Single Molecule Counting, linked with traditional immunoassay technology, has made it possible to bridge the challenges posed by today’s diagnostic options for CDI. Findings from the first fully-automated, in-vitro diagnostic to employ Single Molecule Counting technology—which provides capture of microparticles coated with antibodies targeting C. difficile toxins A and B at levels down to picogram-per-milliliter levels—are promising. The surface chemistry of the microparticles increases the affinity of the antibody capture, and the microparticles are magnetically separated and washed to remove unbound proteins and nonspecific binding. Fluorescent dye-labeled antibodies trap captured toxin converting the process into a detectable signal. Each signal corresponds to a single analyte molecule. The signals are illuminated by a laser, resulting in a distinct and accurate flash of light. Single Molecule Counting offers the possibilities of highly sensitive, free-toxin testing at sensitivity levels that rival PCR. Recent data presenting at both the 2018 European Congress of Clinical Microbiology and Infectious Diseases and the American Society of Microbiology Microbe annual meetings indicates that the toxin A/B assays using Single Molecule Counting technology yielded 98 percent sensitivity and 100 percent specificity compared to multistep PCR-and toxin testing. Compared to cell cytotoxicity neutralization testing, the new assays detected 97.7 percent of toxin-positive stool samples and detected toxins in 23 percent of PCR-positive and CCNA-negative samples.27 These preliminary findings indicate that the assay may offer a standalone solution for CDI diagnostics.
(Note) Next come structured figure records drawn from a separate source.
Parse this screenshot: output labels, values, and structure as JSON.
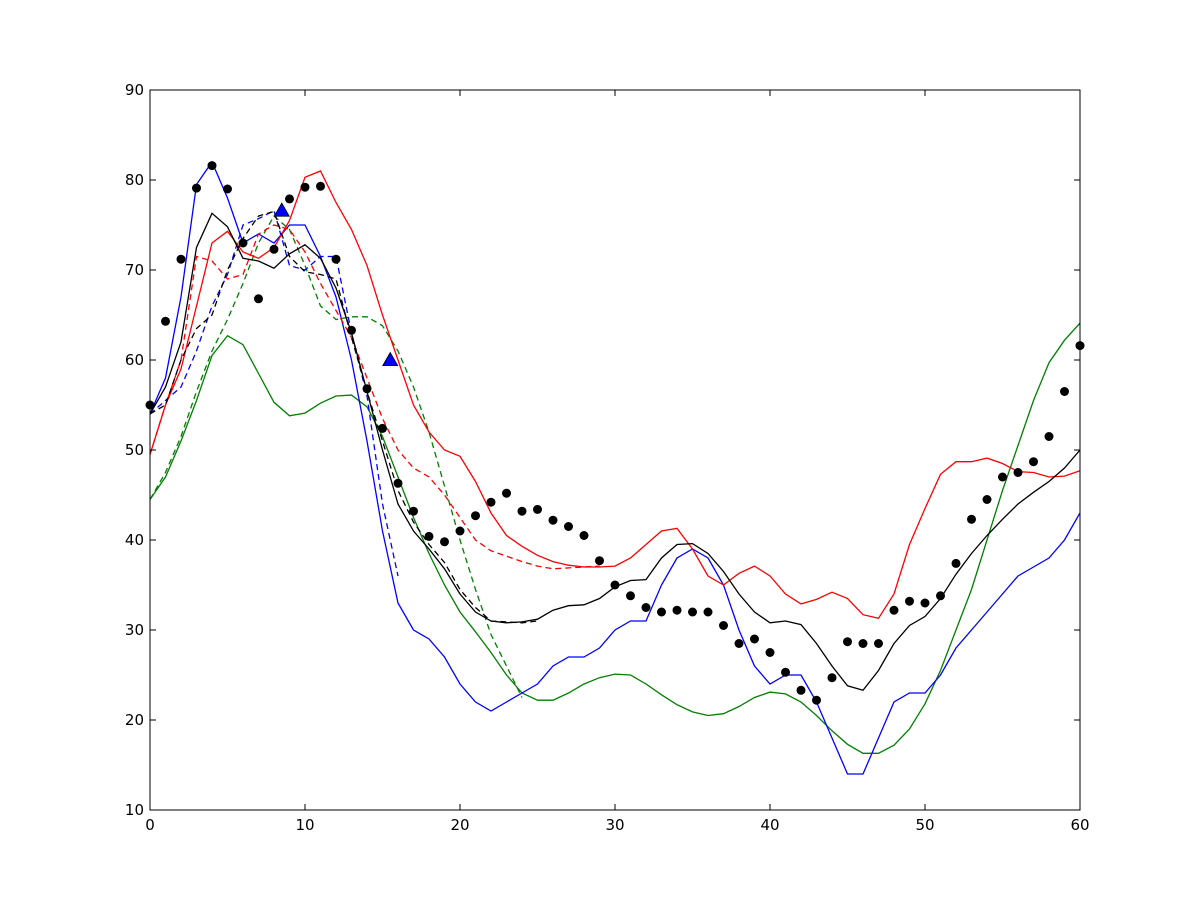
{
  "chart_data": {
    "type": "line",
    "title": "",
    "xlabel": "",
    "ylabel": "",
    "xlim": [
      0,
      60
    ],
    "ylim": [
      10,
      90
    ],
    "grid": false,
    "x_ticks": [
      "0",
      "10",
      "20",
      "30",
      "40",
      "50",
      "60"
    ],
    "y_ticks": [
      "10",
      "20",
      "30",
      "40",
      "50",
      "60",
      "70",
      "80",
      "90"
    ],
    "series": [
      {
        "name": "green-solid",
        "color": "#008000",
        "style": "solid",
        "x": [
          0,
          1,
          2,
          3,
          4,
          5,
          6,
          7,
          8,
          9,
          10,
          11,
          12,
          13,
          14,
          15,
          16,
          17,
          18,
          19,
          20,
          21,
          22,
          23,
          24,
          25,
          26,
          27,
          28,
          29,
          30,
          31,
          32,
          33,
          34,
          35,
          36,
          37,
          38,
          39,
          40,
          41,
          42,
          43,
          44,
          45,
          46,
          47,
          48,
          49,
          50,
          51,
          52,
          53,
          54,
          55,
          56,
          57,
          58,
          59,
          60
        ],
        "y": [
          44.5,
          47,
          51,
          55.5,
          60.5,
          62.7,
          61.7,
          58.5,
          55.3,
          53.8,
          54.1,
          55.2,
          56,
          56.1,
          54.8,
          51.5,
          47,
          42.5,
          38.5,
          35,
          32,
          29.8,
          27.5,
          25,
          23,
          22.2,
          22.2,
          23,
          24,
          24.7,
          25.1,
          25,
          24,
          22.8,
          21.7,
          20.9,
          20.5,
          20.7,
          21.5,
          22.5,
          23.1,
          22.9,
          22,
          20.5,
          18.8,
          17.3,
          16.3,
          16.3,
          17.2,
          19,
          21.8,
          25.5,
          30,
          34.5,
          40,
          45.5,
          50.5,
          55.5,
          59.7,
          62.2,
          64.1
        ]
      },
      {
        "name": "green-dashed",
        "color": "#008000",
        "style": "dashed",
        "x": [
          0,
          1,
          2,
          3,
          4,
          5,
          6,
          7,
          8,
          9,
          10,
          11,
          12,
          13,
          14,
          15,
          16,
          17,
          18,
          19,
          20,
          21,
          22,
          23,
          24
        ],
        "y": [
          44.5,
          47.5,
          51.5,
          56.5,
          61,
          64.5,
          68.5,
          73,
          76,
          74.5,
          70.5,
          66,
          64.5,
          64.8,
          64.8,
          63.8,
          61,
          57,
          52,
          46,
          40,
          34.5,
          29.5,
          26,
          22.5
        ]
      },
      {
        "name": "blue-solid",
        "color": "#0000ff",
        "style": "solid",
        "x": [
          0,
          1,
          2,
          3,
          4,
          5,
          6,
          7,
          8,
          9,
          10,
          11,
          12,
          13,
          14,
          15,
          16,
          17,
          18,
          19,
          20,
          21,
          22,
          23,
          24,
          25,
          26,
          27,
          28,
          29,
          30,
          31,
          32,
          33,
          34,
          35,
          36,
          37,
          38,
          39,
          40,
          41,
          42,
          43,
          44,
          45,
          46,
          47,
          48,
          49,
          50,
          51,
          52,
          53,
          54,
          55,
          56,
          57,
          58,
          59,
          60
        ],
        "y": [
          54,
          58,
          67,
          79.5,
          82,
          78,
          73,
          74,
          73,
          75,
          75,
          71.5,
          67,
          60,
          51,
          41,
          33,
          30,
          29,
          27,
          24,
          22,
          21,
          22,
          23,
          24,
          26,
          27,
          27,
          28,
          30,
          31,
          31,
          35,
          38,
          39,
          38,
          35,
          30,
          26,
          24,
          25,
          25,
          22,
          18,
          14,
          14,
          18,
          22,
          23,
          23,
          25,
          28,
          30,
          32,
          34,
          36,
          37,
          38,
          40,
          43
        ]
      },
      {
        "name": "blue-dashed",
        "color": "#0000ff",
        "style": "dashed",
        "x": [
          0,
          1,
          2,
          3,
          4,
          5,
          6,
          7,
          8,
          9,
          10,
          11,
          12,
          13,
          14,
          15,
          16
        ],
        "y": [
          54,
          55.5,
          57,
          61,
          66,
          69.5,
          75,
          75.7,
          76.6,
          70.5,
          70,
          71.5,
          71.5,
          63,
          56,
          44,
          36
        ]
      },
      {
        "name": "red-solid",
        "color": "#ff0000",
        "style": "solid",
        "x": [
          0,
          1,
          2,
          3,
          4,
          5,
          6,
          7,
          8,
          9,
          10,
          11,
          12,
          13,
          14,
          15,
          16,
          17,
          18,
          19,
          20,
          21,
          22,
          23,
          24,
          25,
          26,
          27,
          28,
          29,
          30,
          31,
          32,
          33,
          34,
          35,
          36,
          37,
          38,
          39,
          40,
          41,
          42,
          43,
          44,
          45,
          46,
          47,
          48,
          49,
          50,
          51,
          52,
          53,
          54,
          55,
          56,
          57,
          58,
          59,
          60
        ],
        "y": [
          49.5,
          55,
          59,
          66,
          73,
          74.3,
          72,
          71.3,
          72.5,
          75.5,
          80.3,
          81,
          77.5,
          74.5,
          70.5,
          65,
          60,
          55,
          52,
          50,
          49.3,
          46.5,
          43,
          40.5,
          39.3,
          38.3,
          37.6,
          37.2,
          37,
          37,
          37.1,
          38,
          39.5,
          41,
          41.3,
          39,
          36,
          35,
          36.3,
          37.1,
          36,
          34,
          32.9,
          33.4,
          34.2,
          33.5,
          31.7,
          31.3,
          34,
          39.5,
          43.5,
          47.3,
          48.7,
          48.7,
          49.1,
          48.5,
          47.6,
          47.5,
          47,
          47.1,
          47.7
        ]
      },
      {
        "name": "red-dashed",
        "color": "#ff0000",
        "style": "dashed",
        "x": [
          0,
          1,
          2,
          3,
          4,
          5,
          6,
          7,
          8,
          9,
          10,
          11,
          12,
          13,
          14,
          15,
          16,
          17,
          18,
          19,
          20,
          21,
          22,
          23,
          24,
          25,
          26,
          27,
          28,
          29
        ],
        "y": [
          49.5,
          55,
          60,
          71.5,
          71,
          69,
          69.5,
          74,
          75,
          74.5,
          72,
          68.5,
          65.5,
          62.5,
          58,
          53.5,
          50,
          48,
          47,
          45,
          42.5,
          40,
          38.8,
          38.2,
          37.6,
          37.1,
          36.8,
          36.9,
          37,
          37.1
        ]
      },
      {
        "name": "black-solid",
        "color": "#000000",
        "style": "solid",
        "x": [
          0,
          1,
          2,
          3,
          4,
          5,
          6,
          7,
          8,
          9,
          10,
          11,
          12,
          13,
          14,
          15,
          16,
          17,
          18,
          19,
          20,
          21,
          22,
          23,
          24,
          25,
          26,
          27,
          28,
          29,
          30,
          31,
          32,
          33,
          34,
          35,
          36,
          37,
          38,
          39,
          40,
          41,
          42,
          43,
          44,
          45,
          46,
          47,
          48,
          49,
          50,
          51,
          52,
          53,
          54,
          55,
          56,
          57,
          58,
          59,
          60
        ],
        "y": [
          54,
          57,
          62,
          72.5,
          76.3,
          74.8,
          71.3,
          71,
          70.2,
          71.8,
          72.8,
          71.3,
          68,
          63,
          56.5,
          50,
          44,
          41,
          39,
          36.8,
          34,
          32,
          31,
          30.8,
          30.9,
          31.2,
          32.2,
          32.7,
          32.8,
          33.5,
          34.8,
          35.5,
          35.6,
          38,
          39.5,
          39.6,
          38.5,
          36.5,
          34,
          32,
          30.8,
          31,
          30.6,
          28.5,
          26,
          23.8,
          23.3,
          25.5,
          28.5,
          30.5,
          31.5,
          33.5,
          36.2,
          38.5,
          40.5,
          42.3,
          44,
          45.3,
          46.5,
          48,
          50
        ]
      },
      {
        "name": "black-dashed",
        "color": "#000000",
        "style": "dashed",
        "x": [
          0,
          1,
          2,
          3,
          4,
          5,
          6,
          7,
          8,
          9,
          10,
          11,
          12,
          13,
          14,
          15,
          16,
          17,
          18,
          19,
          20,
          21,
          22,
          23,
          24,
          25
        ],
        "y": [
          54,
          55,
          60,
          63.5,
          65,
          70,
          73.5,
          76,
          76.5,
          71.5,
          69.8,
          69.5,
          69,
          62.5,
          56.5,
          51,
          45.5,
          42,
          39.5,
          37.5,
          34.5,
          32.5,
          31,
          30.9,
          30.8,
          31
        ]
      }
    ],
    "markers": [
      {
        "name": "black-dots",
        "color": "#000000",
        "shape": "circle",
        "x": [
          0,
          1,
          2,
          3,
          4,
          5,
          6,
          7,
          8,
          9,
          10,
          11,
          12,
          13,
          14,
          15,
          16,
          17,
          18,
          19,
          20,
          21,
          22,
          23,
          24,
          25,
          26,
          27,
          28,
          29,
          30,
          31,
          32,
          33,
          34,
          35,
          36,
          37,
          38,
          39,
          40,
          41,
          42,
          43,
          44,
          45,
          46,
          47,
          48,
          49,
          50,
          51,
          52,
          53,
          54,
          55,
          56,
          57,
          58,
          59,
          60
        ],
        "y": [
          55,
          64.3,
          71.2,
          79.1,
          81.6,
          79,
          73,
          66.8,
          72.3,
          77.9,
          79.2,
          79.3,
          71.2,
          63.3,
          56.8,
          52.4,
          46.3,
          43.2,
          40.4,
          39.8,
          41,
          42.7,
          44.2,
          45.2,
          43.2,
          43.4,
          42.2,
          41.5,
          40.5,
          37.7,
          35,
          33.8,
          32.5,
          32,
          32.2,
          32,
          32,
          30.5,
          28.5,
          29,
          27.5,
          25.3,
          23.3,
          22.2,
          24.7,
          28.7,
          28.5,
          28.5,
          32.2,
          33.2,
          33,
          33.8,
          37.4,
          42.3,
          44.5,
          47,
          47.5,
          48.7,
          51.5,
          56.5,
          61.6
        ]
      },
      {
        "name": "blue-triangles",
        "color": "#0000ff",
        "shape": "triangle",
        "x": [
          8.5,
          15.5
        ],
        "y": [
          76.6,
          60
        ]
      }
    ]
  }
}
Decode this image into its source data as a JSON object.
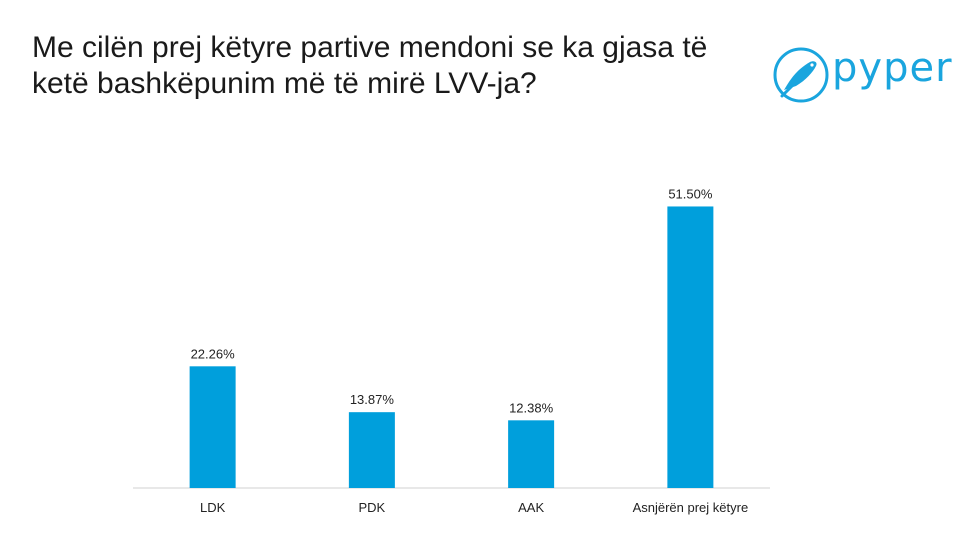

While the stability of single-molecule testing for C. difficile-associated toxins requires further investigation, these preliminary findings suggest that the detection of free toxin in a highly automated platform capable of successfully ruling in or out toxin-producing C. difficile in clinical samples is an attainable goal. Combining highly sensitive testing with specific toxin detection allows physicians to target testing to symptomatic patients, knowing laboratory testing can successfully catch the diagnosis of CDI while providing high negative predictive value that can confidently rule out CDI, a variable that has been questioned with traditional EIA testing.

While debates over laboratory testing for CDI are likely to continue, the availability of an assay that can provide highly sensitive, specific, rapid, and affordable diagnosis for CDI is a goal we can all agree on, further validating the perspective of Robert Koch’s offered over a century ago. “As soon as the right method was found, discoveries came as easily as ripe apples from a tree.”